With its abundance of food and rich soils, sustainably-managed farmland is irresistible to a host of insects, birds, mammals, and reptiles, and has become an essential habitat for much of our wildlife. We caught up with our resident biodiversity and wildlife expert, Ed, on how organic farmers prioritise pest prevention through natural methods.


‘Pesticide' is a broad term for the treatments used to kill the weeds, insects, bacteria and fungi that can ruin a crop if their numbers run out of control, and it’s important that farmers are able to protect our food if things really go awry. Prevention is better than cure, but years of cheap supply has made chemical pesticides the go-to for preventing outbreaks on conventional, non-organic farms, wreaking havoc on populations of predators such as lacewings, ladybirds and other insects that could be helping to protect crops. Their repeated use over time also gives pests a chance to catch up and become resistant to their effects, and some pesticides are now mixed to improve their efficacy. With the increased toxicity of these chemicals and lack of research into the dangers of this ‘cocktail effect’, concern is growing around their increased use in the UK.
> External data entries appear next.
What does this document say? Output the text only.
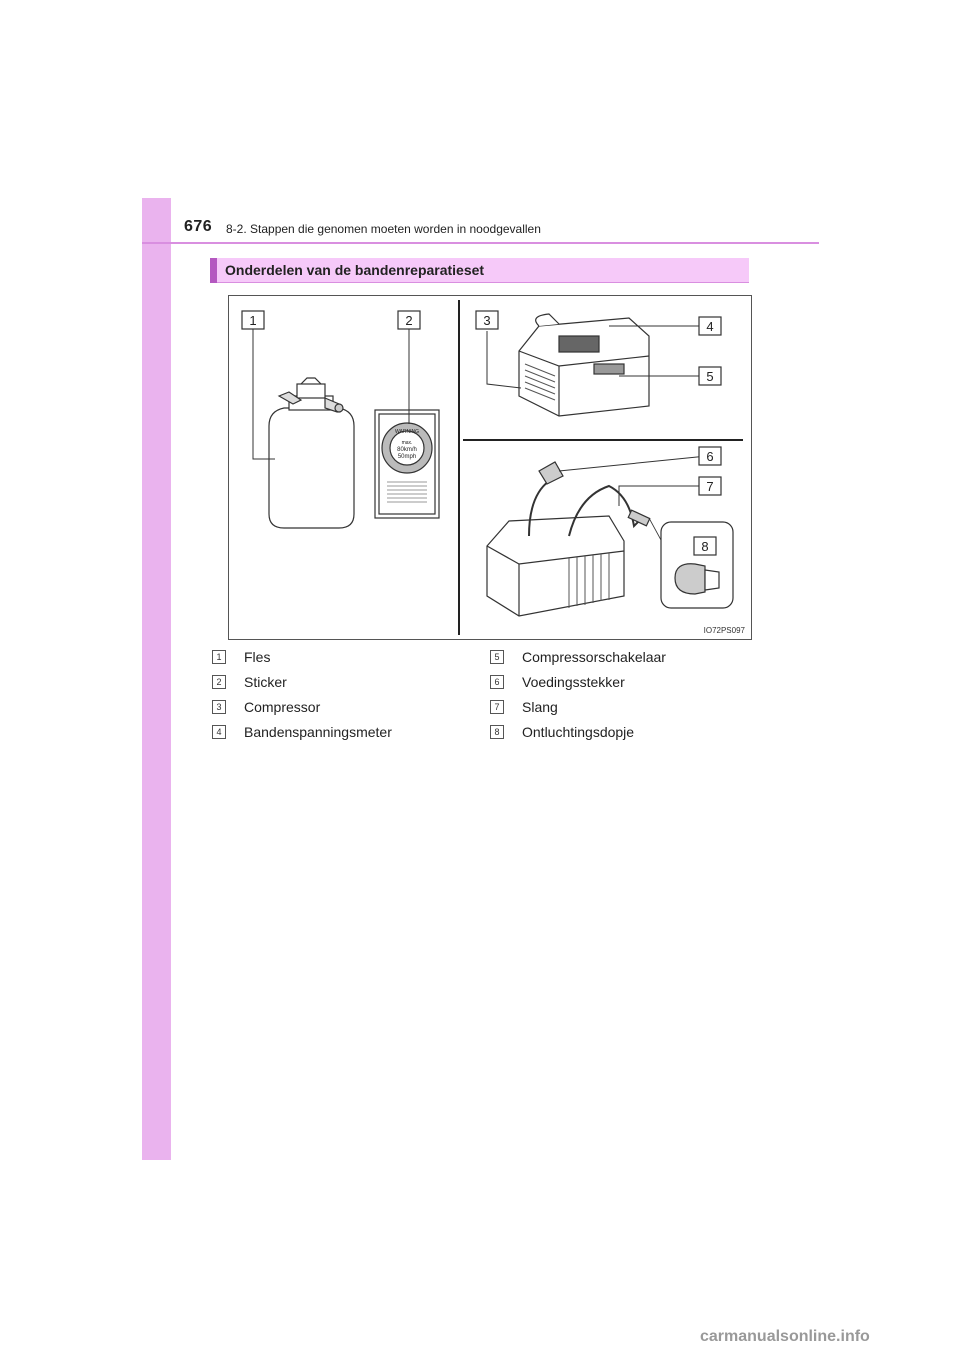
676 8-2. Stappen die genomen moeten worden in noodgevallen
Onderdelen van de bandenreparatieset
WARNING
max.
80km/h
50mph
1	2	3	4
5
6
7
8
IO72PS097
1	Fles
2	Sticker
3	Compressor
4	Bandenspanningsmeter
5	Compressorschakelaar
6	Voedingsstekker
7	Slang
8	Ontluchtingsdopje
carmanualsonline.info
“Instead of blaming the beetles, see them as an indication that things are not as they should be.” Peter Wohlleben, The Secret Network of Nature

What methods are used by organic farmers

Although some remedies are permitted in organic farming (
28, compared to the 490 routinely used by non-organic farmers), they are considered an absolute last resort, and farmers are painfully aware that using anything designed to kill insects could also take out the help. We know a lot of growers who are very well-versed in the ecology around their farms, including which species they can attract to see off other unwanted visitors. They’ve found some clever ways to welcome nature back onto their land and harness the ‘ecosystem services’ this biodiversity can provide.

Bee resting on a flower

Encouraging ladybirds on BroadWood Hall Farm

When Ben and Colin Andrews started growing lettuces at Broadwood Hall Farm, many years ago, they would spring into action at the first sign of aphids on their crops, petrified at the thought of decimation if they delayed. At the time this would have meant spraying with fatty acids, a soap made of the waste from olive oil production, considered safe and permitted on organic farms. 
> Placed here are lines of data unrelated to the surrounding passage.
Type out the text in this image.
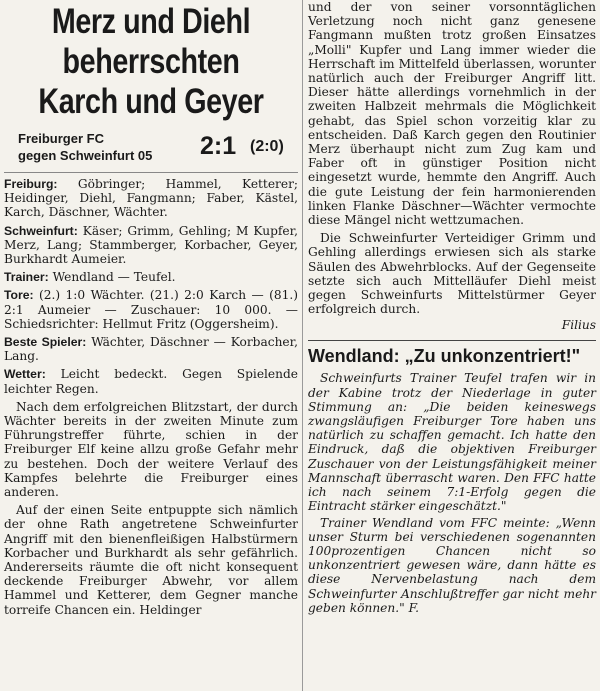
Merz und Diehl
beherrschten
Karch und Geyer
Freiburger FC
gegen Schweinfurt 05 2:1 (2:0)

Freiburg: Göbringer; Hammel, Ketterer; Heidinger, Diehl, Fangmann; Faber, Kästel, Karch, Däschner, Wächter.

Schweinfurt: Käser; Grimm, Gehling; M Kupfer, Merz, Lang; Stammberger, Korbacher, Geyer, Burkhardt Aumeier.

Trainer: Wendland — Teufel.

Tore: (2.) 1:0 Wächter. (21.) 2:0 Karch — (81.) 2:1 Aumeier — Zuschauer: 10 000. — Schiedsrichter: Hellmut Fritz (Oggersheim).

Beste Spieler: Wächter, Däschner — Korbacher, Lang.

Wetter: Leicht bedeckt. Gegen Spielende leichter Regen.

Nach dem erfolgreichen Blitzstart, der durch Wächter bereits in der zweiten Minute zum Führungstreffer führte, schien in der Freiburger Elf keine allzu große Gefahr mehr zu bestehen. Doch der weitere Verlauf des Kampfes belehrte die Freiburger eines anderen.

Auf der einen Seite entpuppte sich nämlich der ohne Rath angetretene Schweinfurter Angriff mit den bienenfleißigen Halbstürmern Korbacher und Burkhardt als sehr gefährlich. Andererseits räumte die oft nicht konsequent deckende Freiburger Abwehr, vor allem Hammel und Ketterer, dem Gegner manche torreife Chancen ein. Heldinger

und der von seiner vorsonntäglichen Verletzung noch nicht ganz genesene Fangmann mußten trotz großen Einsatzes „Molli" Kupfer und Lang immer wieder die Herrschaft im Mittelfeld überlassen, worunter natürlich auch der Freiburger Angriff litt. Dieser hätte allerdings vornehmlich in der zweiten Halbzeit mehrmals die Möglichkeit gehabt, das Spiel schon vorzeitig klar zu entscheiden. Daß Karch gegen den Routinier Merz überhaupt nicht zum Zug kam und Faber oft in günstiger Position nicht eingesetzt wurde, hemmte den Angriff. Auch die gute Leistung der fein harmonierenden linken Flanke Däschner—Wächter vermochte diese Mängel nicht wettzumachen.

Die Schweinfurter Verteidiger Grimm und Gehling allerdings erwiesen sich als starke Säulen des Abwehrblocks. Auf der Gegenseite setzte sich auch Mittelläufer Diehl meist gegen Schweinfurts Mittelstürmer Geyer erfolgreich durch.

Filius
Wendland: „Zu unkonzentriert!"

Schweinfurts Trainer Teufel trafen wir in der Kabine trotz der Niederlage in guter Stimmung an: „Die beiden keineswegs zwangsläufigen Freiburger Tore haben uns natürlich zu schaffen gemacht. Ich hatte den Eindruck, daß die objektiven Freiburger Zuschauer von der Leistungsfähigkeit meiner Mannschaft überrascht waren. Den FFC hatte ich nach seinem 7:1-Erfolg gegen die Eintracht stärker eingeschätzt."

Trainer Wendland vom FFC meinte: „Wenn unser Sturm bei verschiedenen sogenannten 100prozentigen Chancen nicht so unkonzentriert gewesen wäre, dann hätte es diese Nervenbelastung nach dem Schweinfurter Anschlußtreffer gar nicht mehr geben können." F.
Then, 15 years ago, a turning point -

“We knew we had ladybirds around the farm but if we were killing their source of food then how could we expect them to thrive? We decided to see what would happen if we did nothing. Initially, a few aphids began appearing and soon grew in number. It was tempting at this point to break open the fatty acids, but we opted to wait and see. It turned out that by doing nothing the ladybirds and their larvae were able to totally get on top of the pest burden and we haven’t sprayed a lettuce since.”

Ben and Colin Andrews ploughing lettuce

Ditching the weedkillers

Weeds might only be flowers in the wrong place, but are nonetheless a constant headache for farmers who want their crops to get the lion’s share of nutrients. With herbicides such as glyphosate completely banned in organic farming, ensuring weeds don’t take over can prove challenging. Once again our farmers take inspiration from nature, where healthy competition between species stops anything from taking over. By introducing their own fast-growing but beneficial species such as clover, farmers can stop weeds getting a look in, with a light raking all it takes to prepare the soil for planting. Some farmers will even let clover grow amongst their grains to patch up the spaces weeds could move into, with the added benefit that it’s one of the few plants to provide a decent supply of nitrogen to those around it. 


Integrated Pest Control

Methods like these are known collectively as Integrated Pest Control and working with nature like our farmers do is key to its success. Pesticides have played an important role in helping humans feed each other, but their routine application has drawn us into a vicious cycle of increasing use and toxicity, with serious consequences for the variety of species that call farmland ‘home’. In their search for alternatives, organic farmers are recreating habitats for this wildlife, and amongst this diversity are a few species that we all agree can do a much better job. 

“Sometimes, by trying to fight against nature, we can make unnecessary work for ourselves. By looking more holistically at agroecological farming methods we can not only save ourselves time and money but also help reverse the decline in biodiversity in the UK.” Nicely said, Ben.